The research efforts presented in this paper are summarized in Table 1 and Table 2. Table 1 is about feature set summary. In Table 2 techniques discussed in the paper have been viewed from perspective of features they support. These features include Folksonomic/Non-folksonomic, Non conventional tag coverage, Multilinguism, Disambiguation, Temporal, and Hierarchical clustering. If we look at Tagpedia, it does not provide coverage on non conventional tags. There are no relationships defined among syntag sets. The same syntag sets are not available in multiple languages. DMOZ supports Hierarchical clustering. Some of the discussed methods in the paper are not folksonomy based (Non-folksonomic) but in our opinion they can be used in social tagging model efficiently.

Table 1 Feature Set Summary
Table 2 Feature Support Comparison

7 Conclusion

Folksonomy provides a low cognitive cost system to support classification but due to its flat structure it suffers from low search precision. This paper attempts to review the different approaches for semantic incorporation in folksonomies to achieve objective of improving precision in search and navigation. We have categorized these approaches and summarized the feature set support. Following are the concluding remarks.

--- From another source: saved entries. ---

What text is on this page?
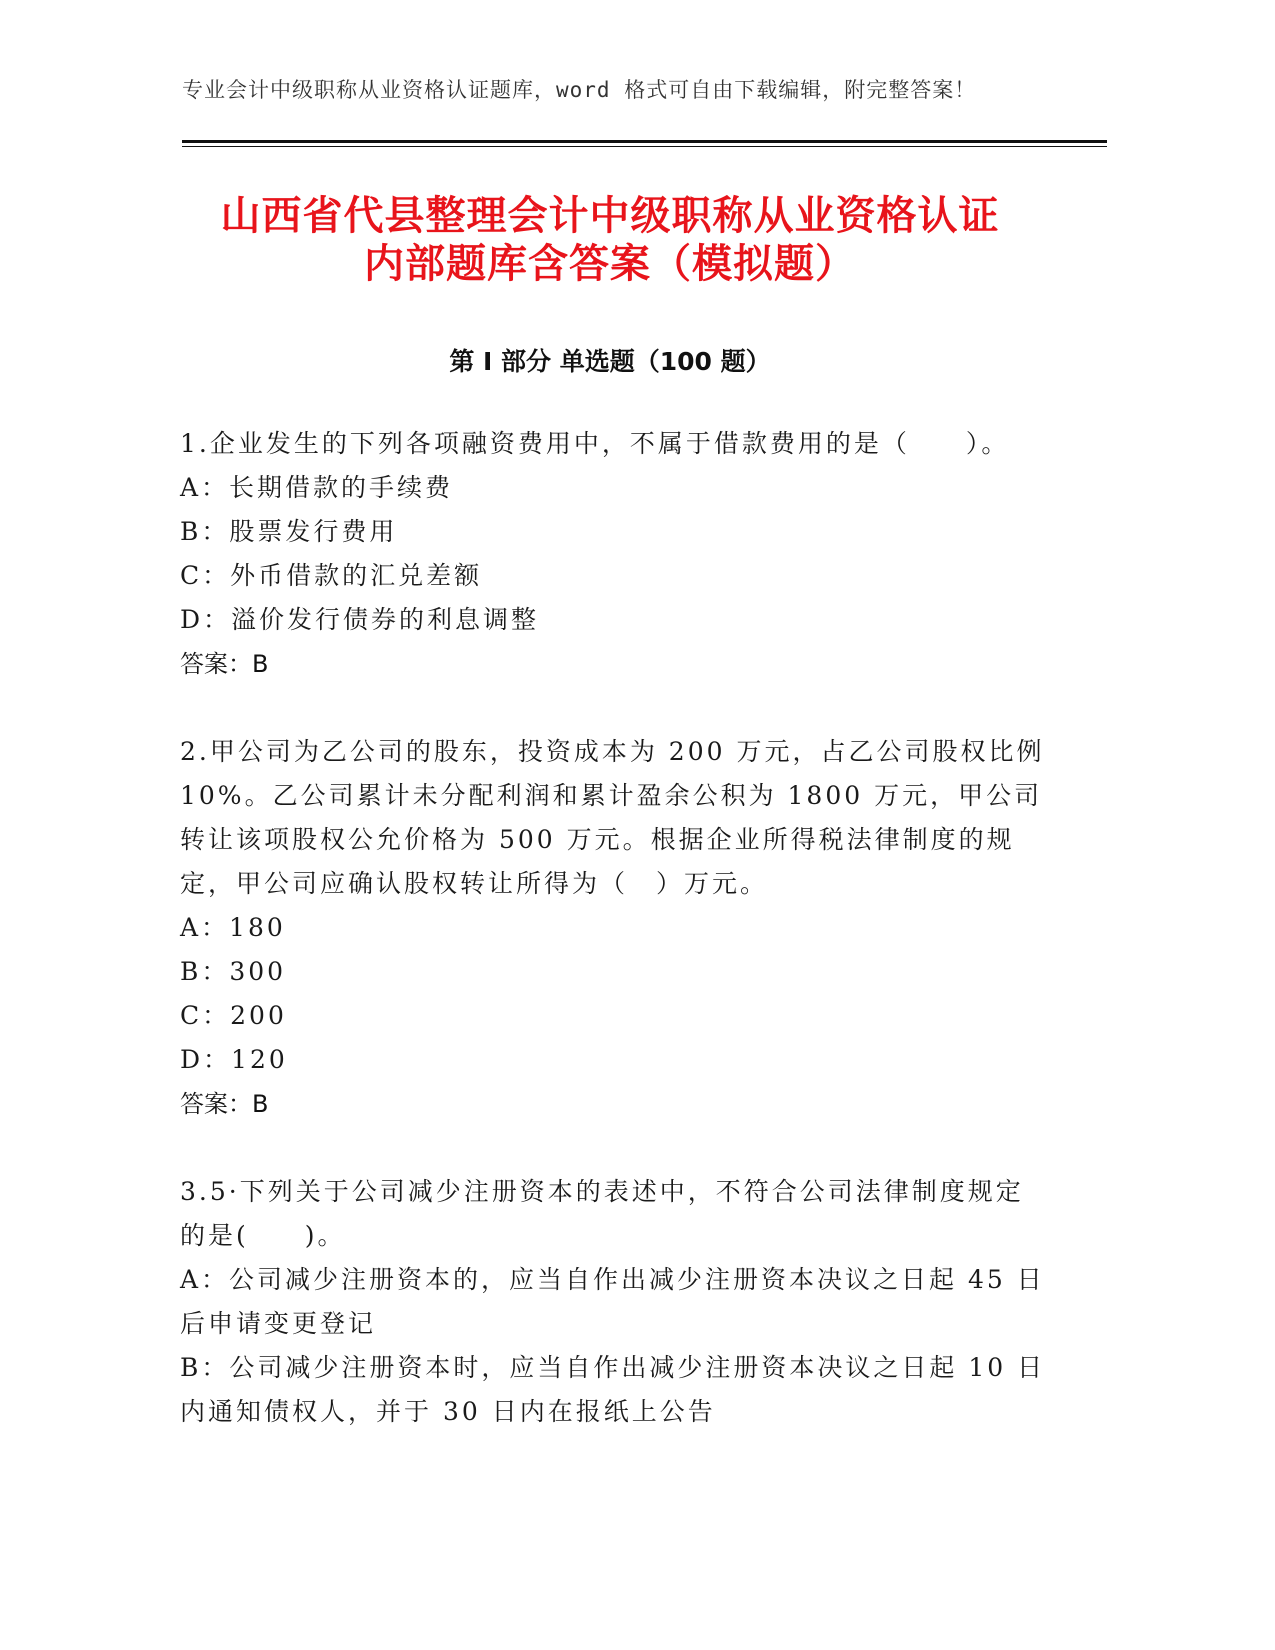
专业会计中级职称从业资格认证题库，word 格式可自由下载编辑，附完整答案！
山西省代县整理会计中级职称从业资格认证
内部题库含答案（模拟题）
第 I 部分 单选题（100 题）
1.企业发生的下列各项融资费用中，不属于借款费用的是（　　）。
A：长期借款的手续费
B：股票发行费用
C：外币借款的汇兑差额
D：溢价发行债券的利息调整
答案：B
2.甲公司为乙公司的股东，投资成本为 200 万元，占乙公司股权比例 10%。乙公司累计未分配利润和累计盈余公积为 1800 万元，甲公司转让该项股权公允价格为 500 万元。根据企业所得税法律制度的规定，甲公司应确认股权转让所得为（　）万元。
A：180
B：300
C：200
D：120
答案：B
3.5·下列关于公司减少注册资本的表述中，不符合公司法律制度规定的是(　　)。
A：公司减少注册资本的，应当自作出减少注册资本决议之日起 45 日后申请变更登记
B：公司减少注册资本时，应当自作出减少注册资本决议之日起 10 日内通知债权人，并于 30 日内在报纸上公告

Statistical approaches help to cover the vocabulary which is not present in lexical resources. However, if we compare the precision ratios of knowledge source based and statistical approaches, knowledge source based approaches perform better in disambiguation. Also, hybrid approaches that utilize features from both methods have relatively high precision than pure statistical approach.

Formal classification systems like ontologies are very good in precision but can be built for limited domains and by limited number of people-experts. Moreover, the objects to be classified in these domains are limited in number as well. To build one huge ontology from scratch that covers all domains of web resources and to update it regularly is a challenge. As far as domain ontologies are concerned, it is difficult to get consensus on domain ontologies as they are made by knowledge experts and do not have common user’s consensus.

On the current web, with continuous exponential increase in the amount of content, such classification system will not be a viable solution. It needs to keep evolving to cover the emerging trends and vocabularies. Folksonomies are users driven and a non-formal way to categorize data and generate metadata while ontologies are the formal way to provide metadata for annotations. Their integration can give a very high precision. Hence, a fresh investigation in direction to integrate the folksonomic and ontological approaches can give better precision but may suffer the problem of complexity. Typical rigid taxonomies cannot tackle the challenge posed by fast evolving information space with continuous emergence of new vocabularies and trends. There may be many such terms that don’t necessarily fit into some fixed set of categories. For hierarchical arrangement of tags, again external knowledge source based approaches are better with respect to precision as well as vocabulary coverage.

Lastly, bringing semantically enriched structure in folksonomy, utilizing semantics for folksonomy cleaning by removing spam posts/spam users and other aspects like multilingual, secondary tags, search query enhancement further improve precision of search results.